Both campaigns are doing massive Jewish outreach in Florida and Ohio, sending in squads of surrogates.
The Republican Jewish Coalition's chief, former Sen. Norm Coleman (R-Minn.); former Bush White House Secretary Ari Fleischer, and coalition executive director Matt Brooks are hitting Ohio on Monday, Nevada on Tuesday, and Florida at the end of the week.
". . . They can send Rahm Emanuel or whatever surrogates they want out there, but Jewish voters know there has not been the same warm relationship between the U.S. and Israel under this administration," Troy said.
Obama and Romney had a sharp exchange last week -- at their final debate in Boca Raton -- on Israel with Romney critical of Obama not visiting Israel when he was in the region. "By the way, you skipped Israel, our closest friend in the region, but you went to the other nations," Romney said.

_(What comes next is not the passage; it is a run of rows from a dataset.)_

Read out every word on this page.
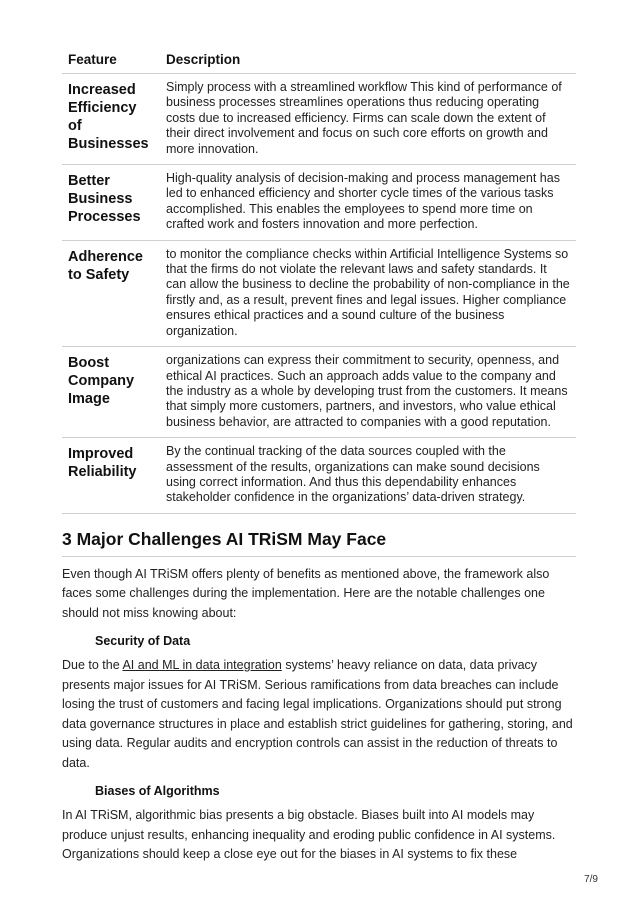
Feature	Description
Increased Efficiency of Businesses	Simply process with a streamlined workflow This kind of performance of business processes streamlines operations thus reducing operating costs due to increased efficiency. Firms can scale down the extent of their direct involvement and focus on such core efforts on growth and more innovation.
Better Business Processes	High-quality analysis of decision-making and process management has led to enhanced efficiency and shorter cycle times of the various tasks accomplished. This enables the employees to spend more time on crafted work and fosters innovation and more perfection.
Adherence to Safety	to monitor the compliance checks within Artificial Intelligence Systems so that the firms do not violate the relevant laws and safety standards. It can allow the business to decline the probability of non-compliance in the firstly and, as a result, prevent fines and legal issues. Higher compliance ensures ethical practices and a sound culture of the business organization.
Boost Company Image	organizations can express their commitment to security, openness, and ethical AI practices. Such an approach adds value to the company and the industry as a whole by developing trust from the customers. It means that simply more customers, partners, and investors, who value ethical business behavior, are attracted to companies with a good reputation.
Improved Reliability	By the continual tracking of the data sources coupled with the assessment of the results, organizations can make sound decisions using correct information. And thus this dependability enhances stakeholder confidence in the organizations’ data-driven strategy.
3 Major Challenges AI TRiSM May Face

Even though AI TRiSM offers plenty of benefits as mentioned above, the framework also faces some challenges during the implementation. Here are the notable challenges one should not miss knowing about:

Security of Data

Due to the AI and ML in data integration systems’ heavy reliance on data, data privacy presents major issues for AI TRiSM. Serious ramifications from data breaches can include losing the trust of customers and facing legal implications. Organizations should put strong data governance structures in place and establish strict guidelines for gathering, storing, and using data. Regular audits and encryption controls can assist in the reduction of threats to data.

Biases of Algorithms

In AI TRiSM, algorithmic bias presents a big obstacle. Biases built into AI models may produce unjust results, enhancing inequality and eroding public confidence in AI systems. Organizations should keep a close eye out for the biases in AI systems to fix these

7/9
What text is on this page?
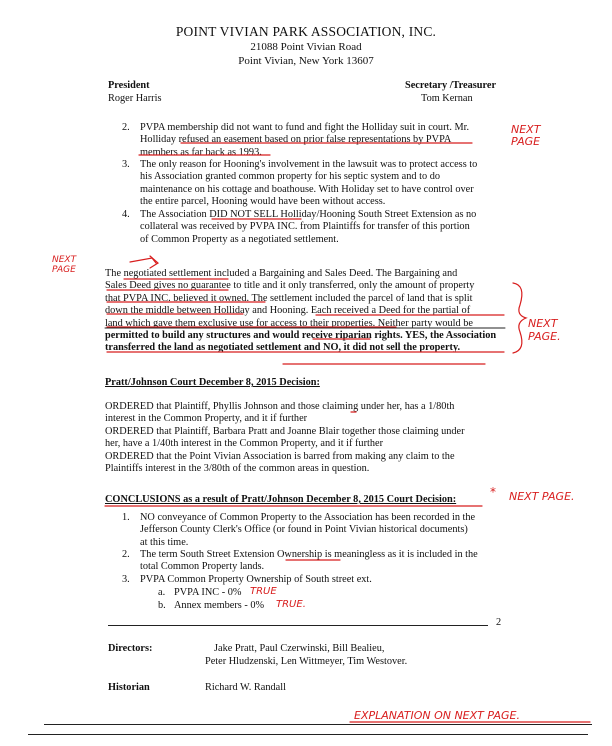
POINT VIVIAN PARK ASSOCIATION, INC.
21088 Point Vivian Road
Point Vivian, New York 13607
President
Roger Harris
Secretary /Treasurer
Tom Kernan
2. PVPA membership did not want to fund and fight the Holliday suit in court. Mr.
Holliday refused an easement based on prior false representations by PVPA
members as far back as 1993.
3. The only reason for Hooning's involvement in the lawsuit was to protect access to
his Association granted common property for his septic system and to do
maintenance on his cottage and boathouse. With Holiday set to have control over
the entire parcel, Hooning would have been without access.
4. The Association DID NOT SELL Holliday/Hooning South Street Extension as no
collateral was received by PVPA INC. from Plaintiffs for transfer of this portion
of Common Property as a negotiated settlement.
The negotiated settlement included a Bargaining and Sales Deed. The Bargaining and
Sales Deed gives no guarantee to title and it only transferred, only the amount of property
that PVPA INC. believed it owned. The settlement included the parcel of land that is split
down the middle between Holliday and Hooning. Each received a Deed for the partial of
land which gave them exclusive use for access to their properties. Neither party would be
permitted to build any structures and would receive riparian rights. YES, the Association
transferred the land as negotiated settlement and NO, it did not sell the property.
Pratt/Johnson Court December 8, 2015 Decision:
ORDERED that Plaintiff, Phyllis Johnson and those claiming under her, has a 1/80th
interest in the Common Property, and it if further
ORDERED that Plaintiff, Barbara Pratt and Joanne Blair together those claiming under
her, have a 1/40th interest in the Common Property, and it if further
ORDERED that the Point Vivian Association is barred from making any claim to the
Plaintiffs interest in the 3/80th of the common areas in question.
CONCLUSIONS as a result of Pratt/Johnson December 8, 2015 Court Decision:
1. NO conveyance of Common Property to the Association has been recorded in the
Jefferson County Clerk's Office (or found in Point Vivian historical documents)
at this time.
2. The term South Street Extension Ownership is meaningless as it is included in the
total Common Property lands.
3. PVPA Common Property Ownership of South street ext.
a. PVPA INC - 0%
b. Annex members - 0%
2
Directors:	Jake Pratt, Paul Czerwinski, Bill Bealieu,
Peter Hludzenski, Len Wittmeyer, Tim Westover.
Historian	Richard W. Randall
NEXT PAGE
NEXT PAGE
NEXT PAGE.
NEXT PAGE.
*
TRUE
TRUE.
EXPLANATION ON NEXT PAGE.
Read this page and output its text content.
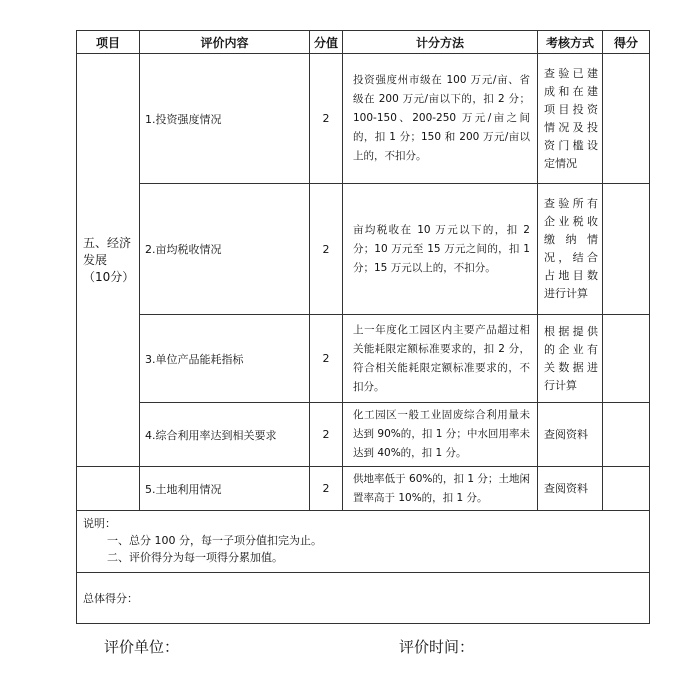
项目	评价内容	分值	计分方法	考核方式	得分
五、经济发展（10分）	1.投资强度情况	2	投资强度州市级在 100 万元/亩、省级在 200 万元/亩以下的，扣 2 分；100-150、200-250 万元/亩之间的，扣 1 分；150 和 200 万元/亩以上的，不扣分。	查验已建成和在建项目投资情况及投资门槛设定情况	
	2.亩均税收情况	2	亩均税收在 10 万元以下的，扣 2 分；10 万元至 15 万元之间的，扣 1 分；15 万元以上的，不扣分。	查验所有企业税收缴纳情况，结合占地目数进行计算	
	3.单位产品能耗指标	2	上一年度化工园区内主要产品超过相关能耗限定额标准要求的，扣 2 分，符合相关能耗限定额标准要求的，不扣分。	根据提供的企业有关数据进行计算	
	4.综合利用率达到相关要求	2	化工园区一般工业固废综合利用量未达到 90%的，扣 1 分；中水回用率未达到 40%的，扣 1 分。	查阅资料	
	5.土地利用情况	2	供地率低于 60%的，扣 1 分；土地闲置率高于 10%的，扣 1 分。	查阅资料	

说明：
一、总分 100 分，每一子项分值扣完为止。
二、评价得分为每一项得分累加值。					

总体得分：					
评价单位：	评价时间：
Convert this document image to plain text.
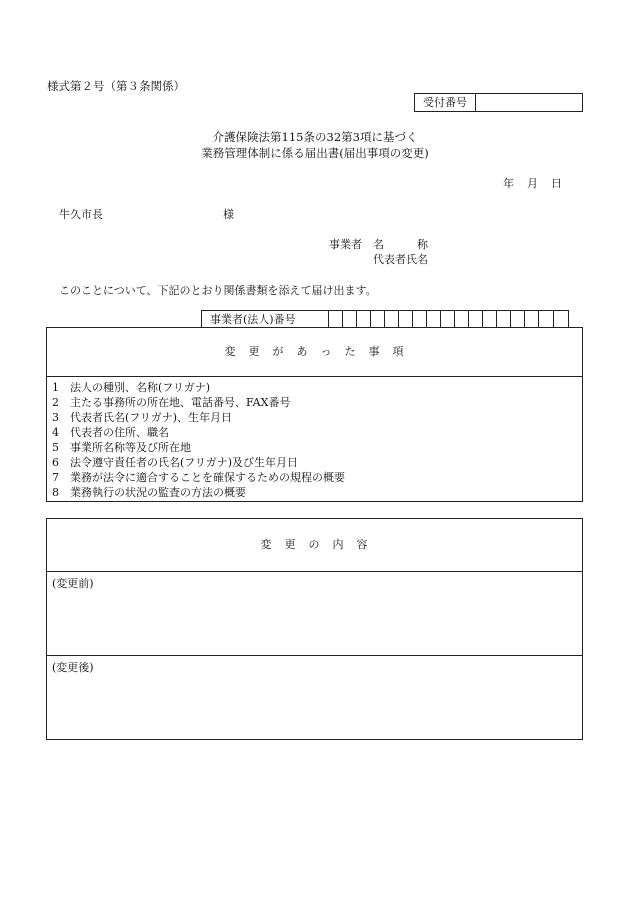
様式第２号（第３条関係）
受付番号
介護保険法第115条の32第3項に基づく
業務管理体制に係る届出書(届出事項の変更)
年 月 日
牛久市長	様
事業者 名　　　称
代表者氏名
このことについて、下記のとおり関係書類を添えて届け出ます。
事業者(法人)番号																	
変　更　が　あ　っ　た　事　項
1 法人の種別、名称(フリガナ)
2 主たる事務所の所在地、電話番号、FAX番号
3 代表者氏名(フリガナ)、生年月日
4 代表者の住所、職名
5 事業所名称等及び所在地
6 法令遵守責任者の氏名(フリガナ)及び生年月日
7 業務が法令に適合することを確保するための規程の概要
8 業務執行の状況の監査の方法の概要
変　更　の　内　容
(変更前)
(変更後)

In reply -- Obama was primed -- Obama noted that they both visited Israel as presidential candidates and unlike Romney, "I didn't take donors, I didn't attend fund-raisers. I went to Yad Vashem, the Holocaust museum there, to remind myself the nature of evil and why our bond with Israel will be unbreakable."
On Friday, the Obama campaign launched a new ad aimed at Jewish voters, highlighting Obama's response at the Boca Raton debate about the U.S. funding an Israeli missile system, Obama's 2008 Israel visit and sanctions on Iran.
On this, there is agreement: Said the coalition's Brooks: "One thing we know for sure is Jews are going to vote."